Step 4: Build Capabilities

By the time you’ve reached this fourth step, you’re really in a great position to design your marketing stack from a vantage point of strategic insights and prioritized goals. So what do you need in terms of people, processes, and technology to enable your business to begin delivering personalization at scale?

Take the example mentioned above of a telecom company whose ARPU was flat. The provider articulated the strategic goal this way:

“To increase ARPU, we will deliver personalized offers to our customer using an omnichannel strategy focused on cross-selling and upselling.”

To deliver on this strategic goal requires a mix of people, process, and technology:

  • People – the individuals and teams with the skills to deliver: In this case, that meant expertise with the customer data platform, probability modeling, email marketing, web personalization, and offer management.
  • Process – the flows that turn strategy and expertise into execution: Using personalization to increase ARPU, for example, required creating an entire content supply chain to engage customers with helpful content and generate demand for ancillary products and services.
  • Technology – the actual martech stack to enable the process: Sticking with our ARPU example, the tech stack involved a customer data platform with a decisioning engine that could identify the next “best offer” for a unique end-user in real-time. Note that personalization technologies must be scalable.

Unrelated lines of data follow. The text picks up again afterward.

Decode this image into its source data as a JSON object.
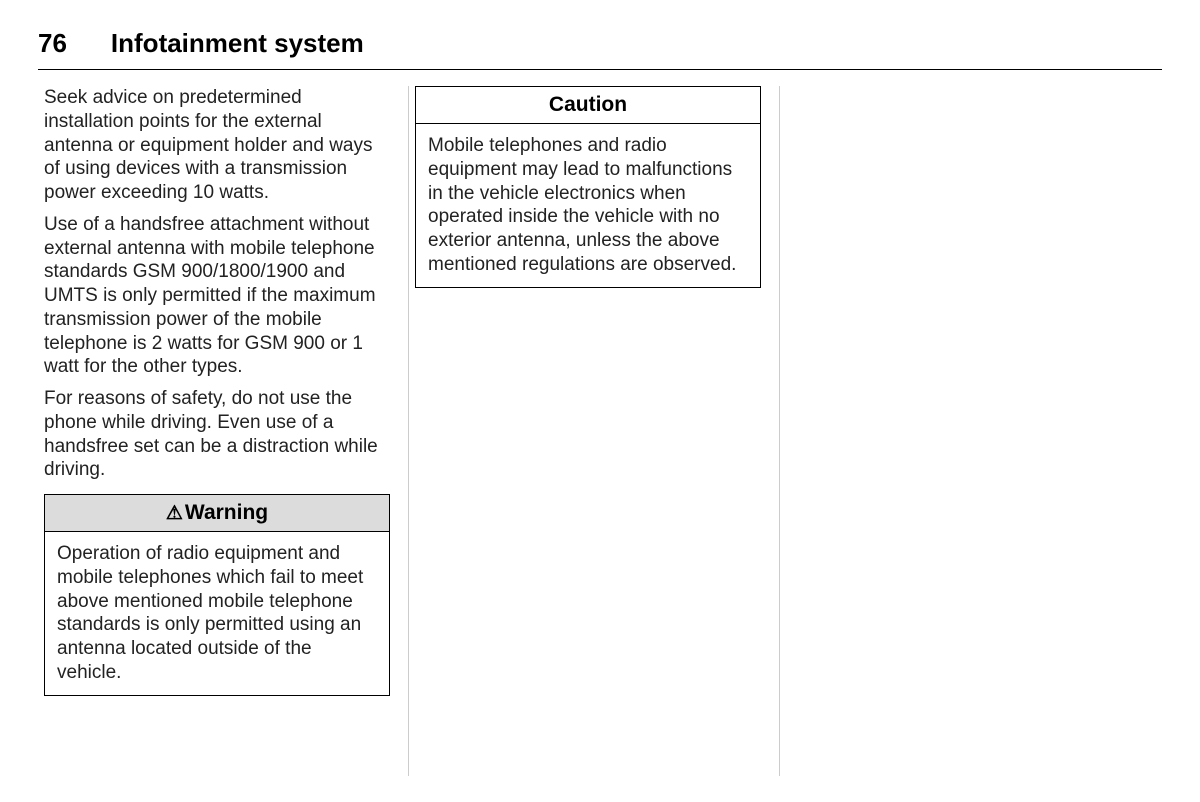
{
  "header": {
    "page_number": "76",
    "section_title": "Infotainment system"
  },
  "column1": {
    "para1": "Seek advice on predetermined installation points for the external antenna or equipment holder and ways of using devices with a transmission power exceeding 10 watts.",
    "para2": "Use of a handsfree attachment without external antenna with mobile telephone standards GSM 900/1800/1900 and UMTS is only permitted if the maximum transmission power of the mobile telephone is 2 watts for GSM 900 or 1 watt for the other types.",
    "para3": "For reasons of safety, do not use the phone while driving. Even use of a handsfree set can be a distraction while driving.",
    "warning": {
      "icon": "⚠",
      "title": "Warning",
      "body": "Operation of radio equipment and mobile telephones which fail to meet above mentioned mobile telephone standards is only permitted using an antenna located outside of the vehicle."
    }
  },
  "column2": {
    "caution": {
      "title": "Caution",
      "body": "Mobile telephones and radio equipment may lead to malfunctions in the vehicle electronics when operated inside the vehicle with no exterior antenna, unless the above mentioned regulations are observed."
    }
  }
}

The Building Blocks for Delivering Successful Personalization

Regardless of where your company finds itself on your personalization journey, a foundational framework can make a huge difference in execution. At the BORN Group, we use a framework called STRIDE, a closed loop approach with four key components:

  • Systematic Tracking: You must think of your entire customer journey, and diligently track data and interactions from all touchpoints and channels during the journey from prospect to customer to customer for life – while being diligent about privacy and compliance!
  • Resolution of Identity: Remember the big goal: personalization. The key component of that word is person – the individual you’re trying to reach, the person who wants useful content and a great experience as a prospect and as a customer. To deliver on this necessity requires that you understand the identity of that person using a unified customer profile and obtaining a 360° view of that customer. Resolution of identity often uses probabilistic and deterministic matching as well as lookalike models.
  • Informed Decision Science: When you have assembled the data and identified the customer profile, you create actionable insights. Then use informed decision science to design the best combination of content, offer, and channel.
  • Effective Activation: Now you’re ready to activate your insights and execute your personalization strategy. Obviously, what you learn from effective activation flows back into the STRIDE framework – an ongoing closed-loop optimization effort.

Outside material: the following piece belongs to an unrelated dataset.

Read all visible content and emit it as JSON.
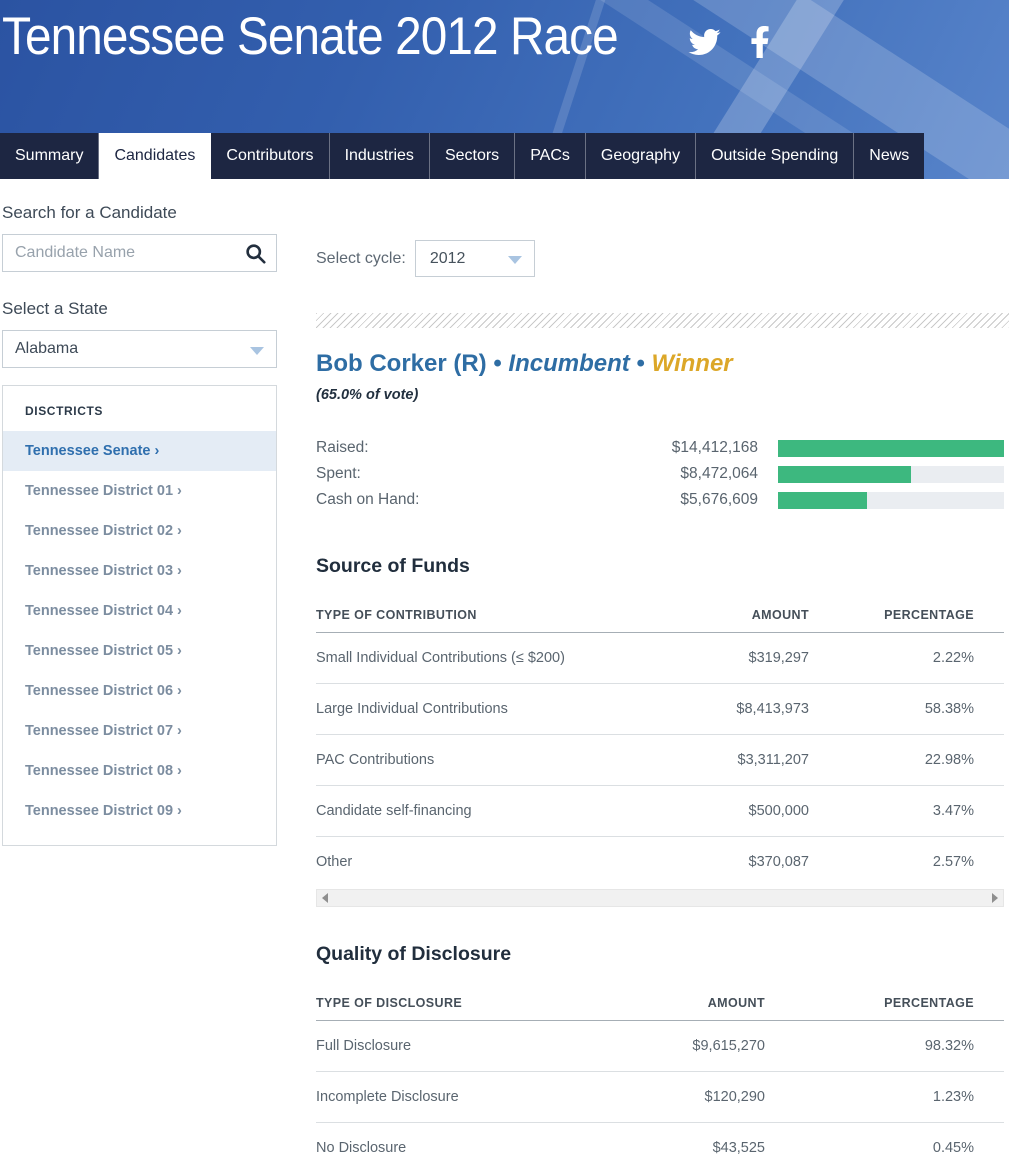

Given the enormous progress of generative AI in the last year, you’ll want to consider AI in your personalization efforts – it can add value throughout the process. Marketers are already using generative AI to create new personalized content – text, images, and video – at scale, significantly improving time-to-market. But quality and uniqueness depend on user guidance, and there’s a real need for the ability to vet content for copyright issues, privacy concerns, and compliance with branding guidelines before content is deployed.

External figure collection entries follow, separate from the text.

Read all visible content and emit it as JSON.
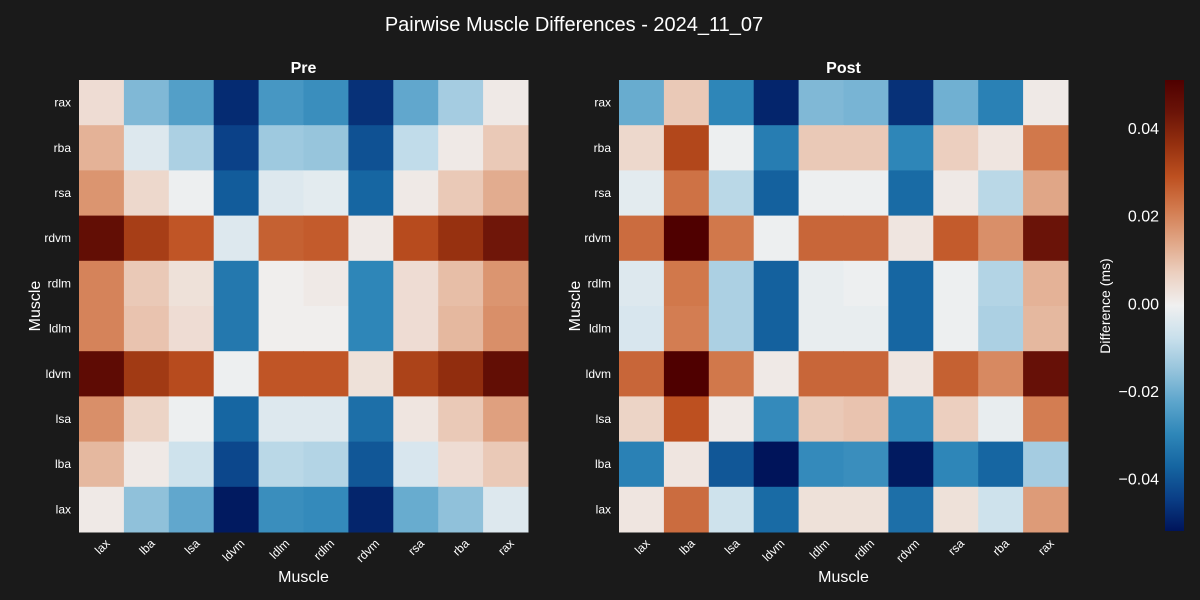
{
  "title": "Pairwise Muscle Differences - 2024_11_07",
  "colors": {
    "background": "#1a1a1a",
    "text": "#ffffff",
    "colormap": [
      "#00145a",
      "#0a3e86",
      "#1565a1",
      "#2e86b8",
      "#5ca5cc",
      "#96c4dc",
      "#c9e0ec",
      "#f0f0f0",
      "#ecd0c0",
      "#e0a585",
      "#d27a4e",
      "#bd5020",
      "#95300f",
      "#6b1408",
      "#4f0000"
    ]
  },
  "chart_data": {
    "type": "heatmap",
    "colorbar": {
      "label": "Difference (ms)",
      "range": [
        -0.052,
        0.051
      ],
      "ticks": [
        -0.04,
        -0.02,
        0.0,
        0.02,
        0.04
      ],
      "tick_labels": [
        "−0.04",
        "−0.02",
        "0.00",
        "0.02",
        "0.04"
      ]
    },
    "x_categories": [
      "lax",
      "lba",
      "lsa",
      "ldvm",
      "ldlm",
      "rdlm",
      "rdvm",
      "rsa",
      "rba",
      "rax"
    ],
    "y_categories": [
      "rax",
      "rba",
      "rsa",
      "rdvm",
      "rdlm",
      "ldlm",
      "ldvm",
      "lsa",
      "lba",
      "lax"
    ],
    "panels": [
      {
        "title": "Pre",
        "xlabel": "Muscle",
        "ylabel": "Muscle",
        "values": [
          [
            0.004,
            -0.018,
            -0.024,
            -0.048,
            -0.026,
            -0.028,
            -0.047,
            -0.022,
            -0.013,
            0.001
          ],
          [
            0.012,
            -0.004,
            -0.012,
            -0.044,
            -0.014,
            -0.015,
            -0.041,
            -0.009,
            0.001,
            0.008
          ],
          [
            0.017,
            0.005,
            -0.001,
            -0.039,
            -0.004,
            -0.003,
            -0.037,
            0.001,
            0.008,
            0.013
          ],
          [
            0.046,
            0.033,
            0.028,
            -0.004,
            0.026,
            0.027,
            0.001,
            0.03,
            0.036,
            0.043
          ],
          [
            0.02,
            0.008,
            0.003,
            -0.033,
            0.0,
            0.001,
            -0.03,
            0.004,
            0.01,
            0.017
          ],
          [
            0.02,
            0.009,
            0.004,
            -0.033,
            0.0,
            0.0,
            -0.03,
            0.004,
            0.011,
            0.018
          ],
          [
            0.047,
            0.034,
            0.03,
            -0.001,
            0.028,
            0.028,
            0.003,
            0.032,
            0.037,
            0.046
          ],
          [
            0.018,
            0.006,
            -0.001,
            -0.037,
            -0.004,
            -0.004,
            -0.035,
            0.002,
            0.008,
            0.015
          ],
          [
            0.011,
            0.001,
            -0.007,
            -0.043,
            -0.01,
            -0.011,
            -0.04,
            -0.005,
            0.004,
            0.008
          ],
          [
            0.001,
            -0.016,
            -0.022,
            -0.051,
            -0.028,
            -0.029,
            -0.049,
            -0.021,
            -0.016,
            -0.004
          ]
        ]
      },
      {
        "title": "Post",
        "xlabel": "Muscle",
        "ylabel": "Muscle",
        "values": [
          [
            -0.021,
            0.008,
            -0.03,
            -0.049,
            -0.018,
            -0.019,
            -0.047,
            -0.02,
            -0.031,
            0.001
          ],
          [
            0.005,
            0.031,
            -0.001,
            -0.032,
            0.008,
            0.008,
            -0.03,
            0.007,
            0.002,
            0.022
          ],
          [
            -0.003,
            0.023,
            -0.01,
            -0.038,
            -0.001,
            -0.001,
            -0.036,
            0.001,
            -0.01,
            0.014
          ],
          [
            0.024,
            0.051,
            0.022,
            -0.001,
            0.025,
            0.025,
            0.002,
            0.027,
            0.018,
            0.044
          ],
          [
            -0.004,
            0.022,
            -0.012,
            -0.038,
            -0.002,
            -0.001,
            -0.037,
            -0.001,
            -0.011,
            0.012
          ],
          [
            -0.005,
            0.021,
            -0.012,
            -0.038,
            -0.002,
            -0.002,
            -0.037,
            -0.001,
            -0.012,
            0.011
          ],
          [
            0.025,
            0.051,
            0.022,
            0.001,
            0.025,
            0.025,
            0.002,
            0.026,
            0.019,
            0.045
          ],
          [
            0.006,
            0.029,
            0.001,
            -0.029,
            0.008,
            0.009,
            -0.03,
            0.007,
            -0.002,
            0.021
          ],
          [
            -0.031,
            0.002,
            -0.04,
            -0.052,
            -0.029,
            -0.028,
            -0.051,
            -0.03,
            -0.037,
            -0.013
          ],
          [
            0.002,
            0.024,
            -0.007,
            -0.036,
            0.003,
            0.003,
            -0.035,
            0.003,
            -0.007,
            0.016
          ]
        ]
      }
    ]
  }
}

Generative AI is also playing an important role in gleaning insights from data and helping with decision-making. A good example is sentiment analysis, turning disparate data points into a valid perspective on customer satisfaction. AI and machine learning can also play key roles in determining the “next best experience” (NBX) at scale.

For telecom companies, and companies in many other sectors, the decision to use personalization is a matter of when – not if. The possibility of using data, analytics, and technology to deliver extremely granular and highly customized experiences to your clients and prospects may be the key source of competitive advantage in today’s marketing.